Vida Bank’s mum or dad posted gross mortgage lending that more than doubled to £348m within the first six months of the yr.
Vida Group Holdings stated its lending operation had made a robust begin in its first full yr as a financial institution, after gaining regulatory approval in November 2024.
Mortgage lending jumped 111% within the six months to the tip of June from a yr in the past.
The group stated the financial institution was in a position to leverage its “new retail deposit franchise to strengthen funding, decrease value of funds, and assist mortgage origination”.

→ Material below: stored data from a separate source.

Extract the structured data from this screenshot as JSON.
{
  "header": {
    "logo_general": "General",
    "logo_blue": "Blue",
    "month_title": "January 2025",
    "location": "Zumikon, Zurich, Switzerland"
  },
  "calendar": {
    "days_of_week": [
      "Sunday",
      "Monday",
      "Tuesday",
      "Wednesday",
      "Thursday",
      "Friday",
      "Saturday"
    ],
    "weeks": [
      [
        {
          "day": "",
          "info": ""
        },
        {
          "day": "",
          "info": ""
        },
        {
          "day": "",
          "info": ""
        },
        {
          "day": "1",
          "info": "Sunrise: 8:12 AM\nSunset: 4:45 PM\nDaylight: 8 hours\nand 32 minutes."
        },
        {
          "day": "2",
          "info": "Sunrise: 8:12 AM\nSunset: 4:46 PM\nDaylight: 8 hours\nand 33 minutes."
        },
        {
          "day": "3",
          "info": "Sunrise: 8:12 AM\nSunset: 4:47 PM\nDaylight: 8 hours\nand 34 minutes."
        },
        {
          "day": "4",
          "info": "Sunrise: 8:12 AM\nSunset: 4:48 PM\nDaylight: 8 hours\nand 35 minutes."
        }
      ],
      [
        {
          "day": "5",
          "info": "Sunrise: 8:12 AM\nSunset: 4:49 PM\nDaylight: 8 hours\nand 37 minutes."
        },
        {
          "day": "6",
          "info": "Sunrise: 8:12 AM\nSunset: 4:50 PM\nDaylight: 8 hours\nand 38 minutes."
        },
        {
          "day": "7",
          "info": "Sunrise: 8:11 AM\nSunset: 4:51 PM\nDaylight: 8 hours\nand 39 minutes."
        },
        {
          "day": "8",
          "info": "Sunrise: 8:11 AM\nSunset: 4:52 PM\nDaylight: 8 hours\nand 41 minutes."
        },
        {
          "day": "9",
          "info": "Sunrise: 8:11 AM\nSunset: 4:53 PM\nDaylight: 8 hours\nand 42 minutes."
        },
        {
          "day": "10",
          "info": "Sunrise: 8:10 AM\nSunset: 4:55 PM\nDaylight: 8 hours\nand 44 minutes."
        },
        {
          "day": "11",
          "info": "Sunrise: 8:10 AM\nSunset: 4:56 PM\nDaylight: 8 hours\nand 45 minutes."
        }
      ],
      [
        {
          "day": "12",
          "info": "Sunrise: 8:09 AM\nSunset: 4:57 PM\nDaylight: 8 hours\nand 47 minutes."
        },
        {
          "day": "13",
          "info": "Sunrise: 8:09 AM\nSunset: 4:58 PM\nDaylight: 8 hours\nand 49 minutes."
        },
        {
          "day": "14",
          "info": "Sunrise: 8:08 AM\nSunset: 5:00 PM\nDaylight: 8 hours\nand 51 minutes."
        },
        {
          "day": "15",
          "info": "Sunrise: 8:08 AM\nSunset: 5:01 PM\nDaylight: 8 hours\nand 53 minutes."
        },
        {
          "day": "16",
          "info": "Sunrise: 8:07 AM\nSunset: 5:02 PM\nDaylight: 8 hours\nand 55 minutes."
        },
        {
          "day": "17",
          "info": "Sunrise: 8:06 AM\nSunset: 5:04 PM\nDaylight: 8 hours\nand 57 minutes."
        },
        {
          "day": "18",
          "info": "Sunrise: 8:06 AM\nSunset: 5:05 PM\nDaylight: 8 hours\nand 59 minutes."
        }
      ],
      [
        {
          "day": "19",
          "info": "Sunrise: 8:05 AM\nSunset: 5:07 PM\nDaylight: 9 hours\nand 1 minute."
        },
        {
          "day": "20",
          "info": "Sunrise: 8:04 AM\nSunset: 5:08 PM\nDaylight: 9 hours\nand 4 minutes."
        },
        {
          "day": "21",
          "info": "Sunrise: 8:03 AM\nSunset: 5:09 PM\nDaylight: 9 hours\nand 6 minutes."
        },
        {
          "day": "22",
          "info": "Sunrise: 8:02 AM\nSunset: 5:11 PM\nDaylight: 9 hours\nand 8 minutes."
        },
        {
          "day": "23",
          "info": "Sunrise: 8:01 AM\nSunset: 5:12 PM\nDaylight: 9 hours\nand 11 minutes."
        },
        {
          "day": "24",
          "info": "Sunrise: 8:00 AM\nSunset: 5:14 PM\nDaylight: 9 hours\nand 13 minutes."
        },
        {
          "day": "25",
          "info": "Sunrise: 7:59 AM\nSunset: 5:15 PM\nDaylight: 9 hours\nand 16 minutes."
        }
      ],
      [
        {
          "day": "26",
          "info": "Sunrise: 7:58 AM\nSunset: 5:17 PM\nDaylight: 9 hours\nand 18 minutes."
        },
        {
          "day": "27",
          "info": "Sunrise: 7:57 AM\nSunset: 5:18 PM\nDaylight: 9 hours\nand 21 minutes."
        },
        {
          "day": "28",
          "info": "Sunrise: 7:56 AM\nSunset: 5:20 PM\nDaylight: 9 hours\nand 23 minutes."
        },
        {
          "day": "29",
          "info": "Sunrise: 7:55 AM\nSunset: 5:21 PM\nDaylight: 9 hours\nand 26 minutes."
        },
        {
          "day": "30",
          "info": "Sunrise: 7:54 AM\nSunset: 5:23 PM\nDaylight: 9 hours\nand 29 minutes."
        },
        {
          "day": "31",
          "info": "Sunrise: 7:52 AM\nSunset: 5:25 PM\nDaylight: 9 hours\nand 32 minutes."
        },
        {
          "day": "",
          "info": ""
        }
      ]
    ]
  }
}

It took in £1.1bn in retail deposits in 2025, leaving its retail deposit e-book standing at £1.3bn.
The financial institution added that its retail deposits have “remodeled the funding base, lowering wholesale dependence and asset encumbrance”.
The group posted a half-year pre-tax revenue of £10.7m from £1.9m a yr in the past, and forward of its full-year 2024 revenue of £3.6m.
Vida Group Holdings chief government Anth Mooney stated: “This was a robust first half for Vida, reflecting the advantages of our new banking licence, a more diversified funding base, and continued operational self-discipline. Retail deposits have remodeled our steadiness sheet and materially lowered our value of funds, supporting worthwhile mortgage development.”
“With mortgage purposes of over £2bn yr up to now and a present pipeline of £600m, we now have continued to see robust demand for our mortgage merchandise from brokers and clients.
“We’ve seen document demand in September and anticipate a robust end to the yr as momentum continues.”